To realize the recent trend of a high density and a high miniaturization of semiconductor devices, a plasma processing device is used for performing a film forming process, an etching process, an ashing process and the like in a manufacturing process of the semiconductor devices. Especially, in a microwave plasma processing device which generates a plasma by using a microwave, the plasma can be stably generated under a condition of a pressure ranging from a low pressure of about 1˜300 Pa (high vacuum) to an even comparatively high pressure. For the reason, a microwave plasma processing device using a microwave of, e.g., 2.45 GHz has attracted much attention.
Hereinafter, such a conventional plasma processing device will be described. As shown in FIG. 22, the plasma processing device includes a chamber 101 for accommodating therein a substrate 111 and performing a predetermined process thereon; a high frequency power supply 105 for generating a microwave; and an antenna unit 103 for radiating the microwave into the chamber 101.
The antenna unit 103 is constructed to have a slot plate 103c, a wave delay plate 103b and an antenna cover 103a. Provided in the slot plate 103c is a plurality of slots (openings) through which the microwave is radiated into the chamber 101. The microwave generated by the high frequency power supply 105 is propagated through a waveguide 106 to the antenna unit 103.
Provided at an upper portion of the chamber 101 is a top plate 104 constituting a part of a partition wall of the chamber 101. The top plate 104 is formed of, e.g., a dielectric material such as quartz. Between the top plate 104 and the partition wall of the chamber 101, a sealing member 114 such as, e.g., an O-ring is installed. The antenna unit 103 is disposed above the top plate 104.
In the chamber 101, a susceptor 107 for holding the substrate 111 accommodated in the chamber 101 is installed. Further, a vacuum pump 109 for evacuating the chamber 101 is connected to the chamber 101.
In the above-mentioned plasma processing device, the chamber 101 is evacuated by the vacuum pump 109 and, e.g., an argon gas is introduced into the chamber 101 as a gas for generating a plasma whose pressure falls within a predetermined range of pressure.

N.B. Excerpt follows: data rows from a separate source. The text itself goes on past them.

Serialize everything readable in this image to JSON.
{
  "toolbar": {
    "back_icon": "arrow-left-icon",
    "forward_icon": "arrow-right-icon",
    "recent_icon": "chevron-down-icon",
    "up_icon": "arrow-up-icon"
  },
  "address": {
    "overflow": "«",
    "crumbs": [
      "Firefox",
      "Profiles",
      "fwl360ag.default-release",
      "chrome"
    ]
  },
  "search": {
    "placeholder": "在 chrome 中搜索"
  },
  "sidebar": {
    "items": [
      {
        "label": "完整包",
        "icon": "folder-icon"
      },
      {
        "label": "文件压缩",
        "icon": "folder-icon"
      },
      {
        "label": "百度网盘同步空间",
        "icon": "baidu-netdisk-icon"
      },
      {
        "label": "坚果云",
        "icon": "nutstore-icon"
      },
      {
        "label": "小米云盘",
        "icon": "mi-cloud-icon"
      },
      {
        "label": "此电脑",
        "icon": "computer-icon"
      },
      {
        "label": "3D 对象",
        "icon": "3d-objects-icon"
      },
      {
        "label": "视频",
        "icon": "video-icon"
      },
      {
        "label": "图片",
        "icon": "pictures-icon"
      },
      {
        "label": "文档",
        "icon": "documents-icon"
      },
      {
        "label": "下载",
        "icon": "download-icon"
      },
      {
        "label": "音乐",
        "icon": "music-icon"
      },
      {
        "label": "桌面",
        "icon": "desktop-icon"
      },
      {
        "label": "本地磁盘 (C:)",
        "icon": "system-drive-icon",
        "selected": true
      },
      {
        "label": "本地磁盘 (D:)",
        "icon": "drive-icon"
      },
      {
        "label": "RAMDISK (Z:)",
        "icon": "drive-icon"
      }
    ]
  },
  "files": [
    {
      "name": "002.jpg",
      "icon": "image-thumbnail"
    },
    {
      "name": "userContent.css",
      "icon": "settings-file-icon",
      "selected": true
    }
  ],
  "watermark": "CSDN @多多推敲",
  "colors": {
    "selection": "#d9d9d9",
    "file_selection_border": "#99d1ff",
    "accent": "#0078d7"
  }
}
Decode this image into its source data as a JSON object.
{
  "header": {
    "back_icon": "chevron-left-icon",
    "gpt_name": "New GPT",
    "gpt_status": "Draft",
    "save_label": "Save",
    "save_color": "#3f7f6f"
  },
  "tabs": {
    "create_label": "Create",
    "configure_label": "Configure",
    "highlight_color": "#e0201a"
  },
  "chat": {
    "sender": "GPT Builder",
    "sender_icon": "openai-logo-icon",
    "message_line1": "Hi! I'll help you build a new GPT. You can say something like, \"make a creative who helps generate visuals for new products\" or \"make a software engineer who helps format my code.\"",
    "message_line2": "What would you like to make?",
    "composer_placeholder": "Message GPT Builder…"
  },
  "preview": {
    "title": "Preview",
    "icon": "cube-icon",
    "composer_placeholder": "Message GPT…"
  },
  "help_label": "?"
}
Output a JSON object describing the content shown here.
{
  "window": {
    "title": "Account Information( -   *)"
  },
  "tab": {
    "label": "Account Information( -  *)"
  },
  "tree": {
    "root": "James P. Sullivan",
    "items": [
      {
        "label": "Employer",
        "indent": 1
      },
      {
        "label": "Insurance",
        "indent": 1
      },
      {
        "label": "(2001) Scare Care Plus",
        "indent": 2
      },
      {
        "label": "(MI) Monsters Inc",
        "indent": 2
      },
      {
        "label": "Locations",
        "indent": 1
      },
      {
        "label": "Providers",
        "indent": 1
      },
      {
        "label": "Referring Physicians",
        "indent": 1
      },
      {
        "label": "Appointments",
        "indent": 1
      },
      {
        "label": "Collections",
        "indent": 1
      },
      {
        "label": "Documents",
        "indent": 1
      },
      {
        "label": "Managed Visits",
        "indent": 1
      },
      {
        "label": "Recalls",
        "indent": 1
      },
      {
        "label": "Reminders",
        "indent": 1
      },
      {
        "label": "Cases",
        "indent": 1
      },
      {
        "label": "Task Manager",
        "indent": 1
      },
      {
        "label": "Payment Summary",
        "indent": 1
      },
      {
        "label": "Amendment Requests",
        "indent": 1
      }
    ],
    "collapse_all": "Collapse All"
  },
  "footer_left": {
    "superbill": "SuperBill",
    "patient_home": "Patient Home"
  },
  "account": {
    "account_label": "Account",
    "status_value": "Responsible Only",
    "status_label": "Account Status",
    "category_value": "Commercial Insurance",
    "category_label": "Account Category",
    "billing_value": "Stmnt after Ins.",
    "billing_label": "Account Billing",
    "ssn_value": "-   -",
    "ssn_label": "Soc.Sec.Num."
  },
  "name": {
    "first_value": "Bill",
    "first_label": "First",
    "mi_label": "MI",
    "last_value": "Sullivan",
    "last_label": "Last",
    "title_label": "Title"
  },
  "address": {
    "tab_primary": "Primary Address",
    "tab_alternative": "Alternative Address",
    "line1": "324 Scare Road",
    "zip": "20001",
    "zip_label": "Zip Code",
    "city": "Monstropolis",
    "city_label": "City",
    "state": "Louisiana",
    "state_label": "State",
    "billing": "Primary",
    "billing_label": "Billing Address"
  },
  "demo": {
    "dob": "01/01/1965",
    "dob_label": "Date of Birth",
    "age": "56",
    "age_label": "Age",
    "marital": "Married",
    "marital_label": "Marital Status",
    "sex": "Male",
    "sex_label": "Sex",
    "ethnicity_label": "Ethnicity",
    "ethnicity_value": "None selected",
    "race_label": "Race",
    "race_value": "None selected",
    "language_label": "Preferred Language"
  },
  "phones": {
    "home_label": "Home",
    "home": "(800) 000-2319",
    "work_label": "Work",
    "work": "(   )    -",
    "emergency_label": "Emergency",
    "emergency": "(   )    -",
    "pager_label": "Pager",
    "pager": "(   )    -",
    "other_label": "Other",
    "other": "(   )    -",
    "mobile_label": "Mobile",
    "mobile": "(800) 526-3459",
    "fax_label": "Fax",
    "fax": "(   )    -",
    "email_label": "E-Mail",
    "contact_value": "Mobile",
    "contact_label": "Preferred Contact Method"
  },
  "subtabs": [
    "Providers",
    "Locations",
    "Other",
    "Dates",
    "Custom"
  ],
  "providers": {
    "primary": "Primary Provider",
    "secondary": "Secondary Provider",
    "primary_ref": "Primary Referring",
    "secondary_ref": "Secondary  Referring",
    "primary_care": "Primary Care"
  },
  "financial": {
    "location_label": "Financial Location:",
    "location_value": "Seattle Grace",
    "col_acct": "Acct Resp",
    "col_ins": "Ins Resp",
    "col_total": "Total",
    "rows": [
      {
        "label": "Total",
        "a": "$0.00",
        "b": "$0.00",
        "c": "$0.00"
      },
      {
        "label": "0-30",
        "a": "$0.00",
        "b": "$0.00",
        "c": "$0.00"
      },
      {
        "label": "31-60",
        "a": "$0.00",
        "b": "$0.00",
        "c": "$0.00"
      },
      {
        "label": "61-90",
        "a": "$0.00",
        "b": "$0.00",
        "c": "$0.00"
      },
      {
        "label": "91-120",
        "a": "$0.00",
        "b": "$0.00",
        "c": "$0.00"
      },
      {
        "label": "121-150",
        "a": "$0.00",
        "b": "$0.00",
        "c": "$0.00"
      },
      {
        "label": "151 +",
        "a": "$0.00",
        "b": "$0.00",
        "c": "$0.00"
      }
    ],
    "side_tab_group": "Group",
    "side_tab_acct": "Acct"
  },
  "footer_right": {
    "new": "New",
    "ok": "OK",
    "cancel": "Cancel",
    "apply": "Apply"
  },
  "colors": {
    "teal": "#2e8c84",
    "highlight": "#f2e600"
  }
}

The microwave generated by the high frequency power source 105 is propagated through the waveguide 106 to the antenna unit 103. As shown in FIG. 23, the microwave that has reached the antenna unit 103 propagates through the wave delay plate 103b as indicated by arrows and is radiated through the slot plate 103c into the chamber 101 to generate an electromagnetic field.
Due to the electromagnetic field generated in the chamber 101, the argon gas is dissociated and a plasma generation region 122 is formed between the substrate 111 and the top plate 104 so that a predetermined plasma processing is performed on the substrate 111.
In the plasma generation region 122 formed in the chamber 101, to maintain the plasma generation region 122 electrically neutral, electrons and ions (charged particles) in the plasma generation region 122 are made to vibrate at a certain plasma frequency. The plasma frequency increases as the density of the charged particles becomes higher and the mass of the charged particles becomes lighter.
Accordingly, in the plasma generation region 122, the plasma frequency of electrons having a mass substantially smaller than that of ions is considerably higher than the plasma frequency of the ions and falls in a microwave range. At this time, in case the frequency of the microwave generated by the high frequency power source 105 is greater than the plasma frequency, the microwave can propagate through the plasma generation region 122 so that it is possible to supply the microwave to the plasma generation region 122.
Meanwhile, the plasma frequency of the electrons increases as the density of the electrons becomes higher; and if the plasma frequency becomes higher than that of the microwave generated by the high frequency power source 105, i.e., if a cutoff frequency in the plasma generation region 122 becomes higher than the frequency of the microwave, there occurs a phenomenon that the electric field of the microwave is blocked at the periphery of the plasma generation region 122. That is, the microwave is reflected by the plasma generation region 122. As the electron density becomes higher, such phenomenon prominently occurs.
As illustrated in FIG. 23, a part of the microwave reflected by the plasma generation region 122 propagates through the top plate 104. As a result, a strong electric field is generated at a location 130 adjacent to an outer peripheral portion of the top plate 104 wherein the top plate 104 contacts with the chamber 101, thereby resulting in an abnormal discharge and a production of foreign materials.